In Mid-May of 2012, in a special session of the Alabama legislature, well before the June, 2013 decision by the Supreme Court, Republicans legislators sanctioned small changes to a redistricting blueprint as Democrats asserted accusations of racial gerrymandering. In circuit court, two residents of Montgomery County filed law suits in an attempt to halt the latest redistricting proposal.
Representatives on the Democratic side stated that the proposal by Republican leaders of the Permanent Legislative Committee on Reapportionment who were writing the new district lines would cause an upturn in the quantity of registered black voters in the already majority black districts and contain more conservative areas in the districts presently represented by white Democratic voters. Consequently, the newly-drawn districts would relocate the Caucasian Democratic voters out of the Legislature and weaken the overall influence of the black constituencies.
Representative Craig Ford, a Democrat from Gadsden County, alleged that the Republicans working the redistricting proposals are using the assumption that “if you’re African-American, you’re a Democrat; if you’re Caucasian, you’re a Republican.” Ford further said that “It doesn’t pass the smell test. It’s going to fail in the Department of Justice” But that conjecture was yet to be tested.

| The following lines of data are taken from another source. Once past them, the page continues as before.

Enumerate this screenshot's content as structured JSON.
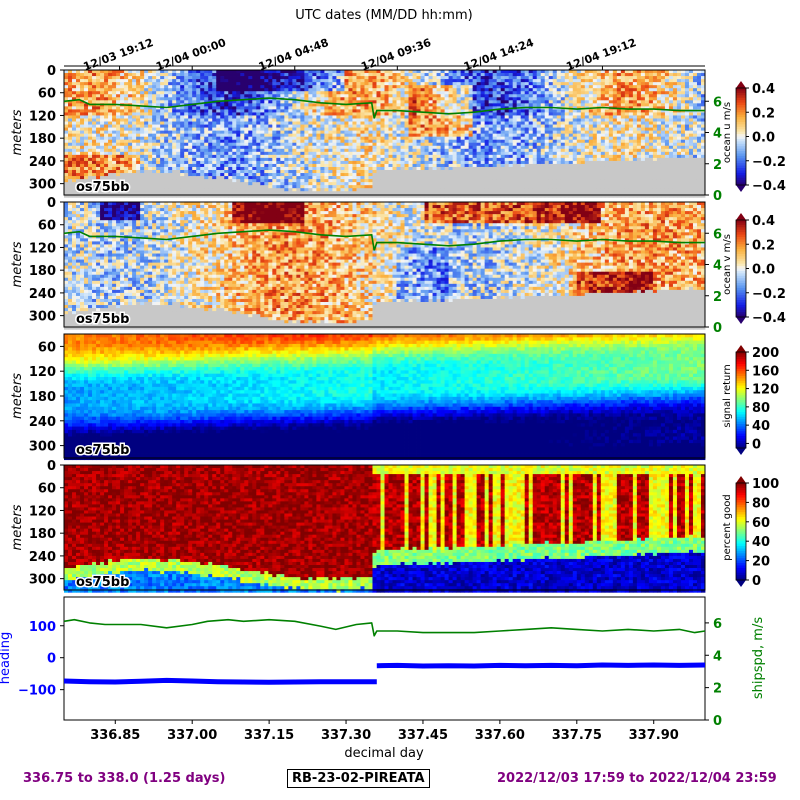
{
  "figure": {
    "top_axis_label": "UTC dates (MM/DD hh:mm)",
    "top_ticks": [
      {
        "x": 336.8583,
        "label": "12/03 19:12"
      },
      {
        "x": 337.0,
        "label": "12/04 00:00"
      },
      {
        "x": 337.2,
        "label": "12/04 04:48"
      },
      {
        "x": 337.4,
        "label": "12/04 09:36"
      },
      {
        "x": 337.6,
        "label": "12/04 14:24"
      },
      {
        "x": 337.8,
        "label": "12/04 19:12"
      }
    ],
    "bottom_xlabel": "decimal day",
    "xlim": [
      336.75,
      338.0
    ],
    "footer_left": "336.75 to 338.0 (1.25 days)",
    "footer_center": "RB-23-02-PIREATA",
    "footer_right": "2022/12/03 17:59 to 2022/12/04 23:59",
    "colors": {
      "shipspd": "#008000",
      "heading": "#0000ff",
      "nodata": "#c8c8c8",
      "footer": "#800080"
    }
  },
  "chart_data": [
    {
      "type": "heatmap",
      "id": "ocean_u",
      "ylabel": "meters",
      "ylim": [
        330,
        0
      ],
      "yticks": [
        0,
        60,
        120,
        180,
        240,
        300
      ],
      "instrument_label": "os75bb",
      "colorbar_label": "ocean u m/s",
      "colorbar_ticks": [
        "0.4",
        "0.2",
        "0.0",
        "−0.2",
        "−0.4"
      ],
      "colormap": "blue-white-red",
      "vlim": [
        -0.4,
        0.4
      ],
      "right_axis_ticks": [
        "6",
        "4",
        "2",
        "0"
      ],
      "right_axis_ylim": [
        0,
        8
      ]
    },
    {
      "type": "heatmap",
      "id": "ocean_v",
      "ylabel": "meters",
      "ylim": [
        330,
        0
      ],
      "yticks": [
        0,
        60,
        120,
        180,
        240,
        300
      ],
      "instrument_label": "os75bb",
      "colorbar_label": "ocean v m/s",
      "colorbar_ticks": [
        "0.4",
        "0.2",
        "0.0",
        "−0.2",
        "−0.4"
      ],
      "colormap": "blue-white-red",
      "vlim": [
        -0.4,
        0.4
      ],
      "right_axis_ticks": [
        "6",
        "4",
        "2",
        "0"
      ],
      "right_axis_ylim": [
        0,
        8
      ]
    },
    {
      "type": "heatmap",
      "id": "signal_return",
      "ylabel": "meters",
      "ylim": [
        330,
        30
      ],
      "yticks": [
        60,
        120,
        180,
        240,
        300
      ],
      "instrument_label": "os75bb",
      "colorbar_label": "signal return",
      "colorbar_ticks": [
        "200",
        "160",
        "120",
        "80",
        "40",
        "0"
      ],
      "colormap": "jet",
      "vlim": [
        0,
        210
      ]
    },
    {
      "type": "heatmap",
      "id": "percent_good",
      "ylabel": "meters",
      "ylim": [
        330,
        0
      ],
      "yticks": [
        0,
        60,
        120,
        180,
        240,
        300
      ],
      "instrument_label": "os75bb",
      "colorbar_label": "percent good",
      "colorbar_ticks": [
        "100",
        "80",
        "60",
        "40",
        "20",
        "0"
      ],
      "colormap": "jet",
      "vlim": [
        0,
        100
      ]
    },
    {
      "type": "line",
      "id": "heading_shipspd",
      "xticks": [
        "336.85",
        "337.00",
        "337.15",
        "337.30",
        "337.45",
        "337.60",
        "337.75",
        "337.90"
      ],
      "xtick_values": [
        336.85,
        337.0,
        337.15,
        337.3,
        337.45,
        337.6,
        337.75,
        337.9
      ],
      "left_ylabel": "heading",
      "left_yticks": [
        "100",
        "0",
        "−100"
      ],
      "left_ytick_values": [
        100,
        0,
        -100
      ],
      "left_ylim": [
        -195,
        190
      ],
      "right_ylabel": "shipspd, m/s",
      "right_yticks": [
        "6",
        "4",
        "2",
        "0"
      ],
      "right_ytick_values": [
        6,
        4,
        2,
        0
      ],
      "right_ylim": [
        0,
        7.6
      ],
      "series": [
        {
          "name": "heading",
          "axis": "left",
          "x": [
            336.75,
            336.8,
            336.85,
            336.9,
            336.95,
            337.0,
            337.05,
            337.1,
            337.15,
            337.2,
            337.25,
            337.3,
            337.35,
            337.36
          ],
          "y": [
            -73,
            -75,
            -76,
            -74,
            -71,
            -73,
            -75,
            -76,
            -77,
            -76,
            -75,
            -75,
            -75,
            -75
          ]
        },
        {
          "name": "heading",
          "axis": "left",
          "x": [
            337.36,
            337.4,
            337.45,
            337.5,
            337.55,
            337.6,
            337.65,
            337.7,
            337.75,
            337.8,
            337.85,
            337.9,
            337.95,
            338.0
          ],
          "y": [
            -25,
            -24,
            -26,
            -25,
            -26,
            -24,
            -25,
            -24,
            -25,
            -23,
            -24,
            -23,
            -24,
            -23
          ]
        },
        {
          "name": "shipspd",
          "axis": "right",
          "x": [
            336.75,
            336.77,
            336.8,
            336.83,
            336.87,
            336.9,
            336.95,
            337.0,
            337.03,
            337.07,
            337.1,
            337.15,
            337.2,
            337.25,
            337.28,
            337.32,
            337.35,
            337.355,
            337.36,
            337.4,
            337.45,
            337.5,
            337.55,
            337.6,
            337.65,
            337.7,
            337.75,
            337.8,
            337.85,
            337.9,
            337.95,
            337.98,
            338.0
          ],
          "y": [
            6.1,
            6.2,
            6.0,
            5.9,
            5.9,
            5.9,
            5.7,
            5.9,
            6.1,
            6.2,
            6.1,
            6.2,
            6.1,
            5.8,
            5.6,
            5.9,
            6.0,
            5.2,
            5.5,
            5.5,
            5.4,
            5.4,
            5.4,
            5.5,
            5.6,
            5.7,
            5.6,
            5.5,
            5.6,
            5.5,
            5.6,
            5.4,
            5.5
          ]
        }
      ]
    }
  ],
  "overlay_shipspd": {
    "x": [
      336.75,
      336.78,
      336.8,
      336.85,
      336.9,
      336.95,
      337.0,
      337.05,
      337.1,
      337.15,
      337.2,
      337.25,
      337.3,
      337.35,
      337.355,
      337.36,
      337.4,
      337.45,
      337.5,
      337.55,
      337.6,
      337.65,
      337.7,
      337.75,
      337.8,
      337.85,
      337.9,
      337.95,
      338.0
    ],
    "y": [
      6.0,
      6.1,
      5.8,
      5.8,
      5.7,
      5.6,
      5.8,
      6.0,
      6.1,
      6.2,
      6.1,
      5.9,
      5.8,
      5.9,
      4.9,
      5.4,
      5.4,
      5.3,
      5.2,
      5.3,
      5.5,
      5.6,
      5.6,
      5.5,
      5.6,
      5.5,
      5.5,
      5.4,
      5.4
    ]
  }
}
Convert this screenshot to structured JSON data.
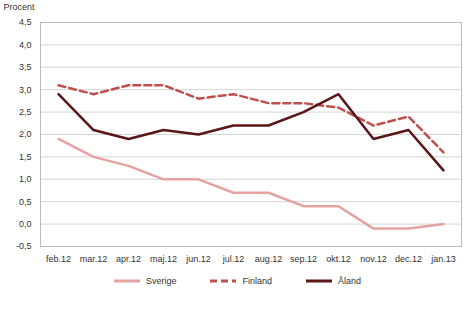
{
  "chart_data": {
    "type": "line",
    "ylabel": "Procent",
    "categories": [
      "feb.12",
      "mar.12",
      "apr.12",
      "maj.12",
      "jun.12",
      "jul.12",
      "aug.12",
      "sep.12",
      "okt.12",
      "nov.12",
      "dec.12",
      "jan.13"
    ],
    "series": [
      {
        "name": "Sverige",
        "color": "#e3a3a0",
        "line_style": "solid",
        "values": [
          1.9,
          1.5,
          1.3,
          1.0,
          1.0,
          0.7,
          0.7,
          0.4,
          0.4,
          -0.1,
          -0.1,
          0.0
        ]
      },
      {
        "name": "Finland",
        "color": "#c0504d",
        "line_style": "dashed",
        "values": [
          3.1,
          2.9,
          3.1,
          3.1,
          2.8,
          2.9,
          2.7,
          2.7,
          2.6,
          2.2,
          2.4,
          1.6
        ]
      },
      {
        "name": "Åland",
        "color": "#5a1616",
        "line_style": "solid",
        "values": [
          2.9,
          2.1,
          1.9,
          2.1,
          2.0,
          2.2,
          2.2,
          2.5,
          2.9,
          1.9,
          2.1,
          1.2
        ]
      }
    ],
    "ylim": [
      -0.5,
      4.5
    ],
    "yticks": [
      {
        "value": -0.5,
        "label": "-0,5"
      },
      {
        "value": 0,
        "label": "0,0"
      },
      {
        "value": 0.5,
        "label": "0,5"
      },
      {
        "value": 1,
        "label": "1,0"
      },
      {
        "value": 1.5,
        "label": "1,5"
      },
      {
        "value": 2,
        "label": "2,0"
      },
      {
        "value": 2.5,
        "label": "2,5"
      },
      {
        "value": 3,
        "label": "3,0"
      },
      {
        "value": 3.5,
        "label": "3,5"
      },
      {
        "value": 4,
        "label": "4,0"
      },
      {
        "value": 4.5,
        "label": "4,5"
      }
    ],
    "grid": true,
    "legend": "bottom"
  }
}
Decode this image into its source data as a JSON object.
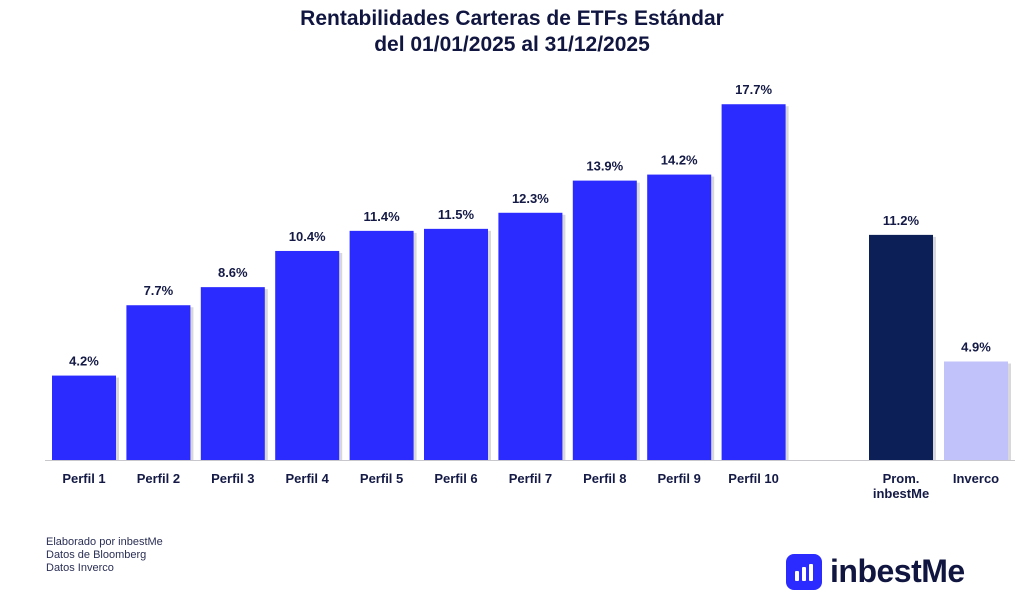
{
  "chart_data": {
    "type": "bar",
    "title": [
      "Rentabilidades Carteras de ETFs Estándar",
      "del 01/01/2025 al 31/12/2025"
    ],
    "categories": [
      "Perfil 1",
      "Perfil 2",
      "Perfil 3",
      "Perfil 4",
      "Perfil 5",
      "Perfil 6",
      "Perfil 7",
      "Perfil 8",
      "Perfil 9",
      "Perfil 10",
      "Prom. inbestMe",
      "Inverco"
    ],
    "values": [
      4.2,
      7.7,
      8.6,
      10.4,
      11.4,
      11.5,
      12.3,
      13.9,
      14.2,
      17.7,
      11.2,
      4.9
    ],
    "data_labels": [
      "4.2%",
      "7.7%",
      "8.6%",
      "10.4%",
      "11.4%",
      "11.5%",
      "12.3%",
      "13.9%",
      "14.2%",
      "17.7%",
      "11.2%",
      "4.9%"
    ],
    "bar_colors": [
      "#2b2bff",
      "#2b2bff",
      "#2b2bff",
      "#2b2bff",
      "#2b2bff",
      "#2b2bff",
      "#2b2bff",
      "#2b2bff",
      "#2b2bff",
      "#2b2bff",
      "#0d1f57",
      "#c2c2fb"
    ],
    "unit": "%",
    "ylim": [
      0,
      18
    ],
    "grid": false,
    "y_axis_visible": false
  },
  "footnotes": [
    "Elaborado por inbestMe",
    "Datos de Bloomberg",
    "Datos Inverco"
  ],
  "logo": {
    "text": "inbestMe",
    "color": "#2b2bff"
  }
}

In response, Representative Jim McClendon, a Republican from Springville and one of the co-chairmen of the committee, who sponsored the proposal countered by suggesting that in the new plan, the amount of House districts with majorities of black voters increase from twenty-seven to twenty-eight; a net gain of one. He further went on to stress his view that the newly written district lines were more likely to gain approval from the federal government as they were drawn fairly, and is a better proposal than that offered by opposing Party.
Ultimately, the House Committee passed the redistricting proposal in a 6-2, partisan vote.
Later that day, in a plan to redraw the 35 State Senate districts proposed by Senator Gerald Dial (R- Lineville), the Senate Judiciary Committee affirmed the plan by voting 6-3 in favor, also along partisan lines. Democrats in opposition to the plan accused Dial of packing such a large amount of blacks into some of the districts with an already majority of black voters that black residents in other districts were minimized to the point that they would become less effective to influence any results of future elections.
Commenting on the vote, Senator Rodger Smitherman, (D-Birmingham), said ”you’re disenfranchising African Americans to the point that they have no influence whatsoever”
On May 21, 2012 the McClendon plan (House Bill 19) passed the House in a 66-35 vote, in a mostly partisan vote. The plan then passed through the Senate committee on May 23 in a 7-4 vote, and then passed a full Senate vote of 21-12. It next went to Governor Robert Bentley (R) for his signature, on its way to be approved by the U.S. Justice Department; making it law.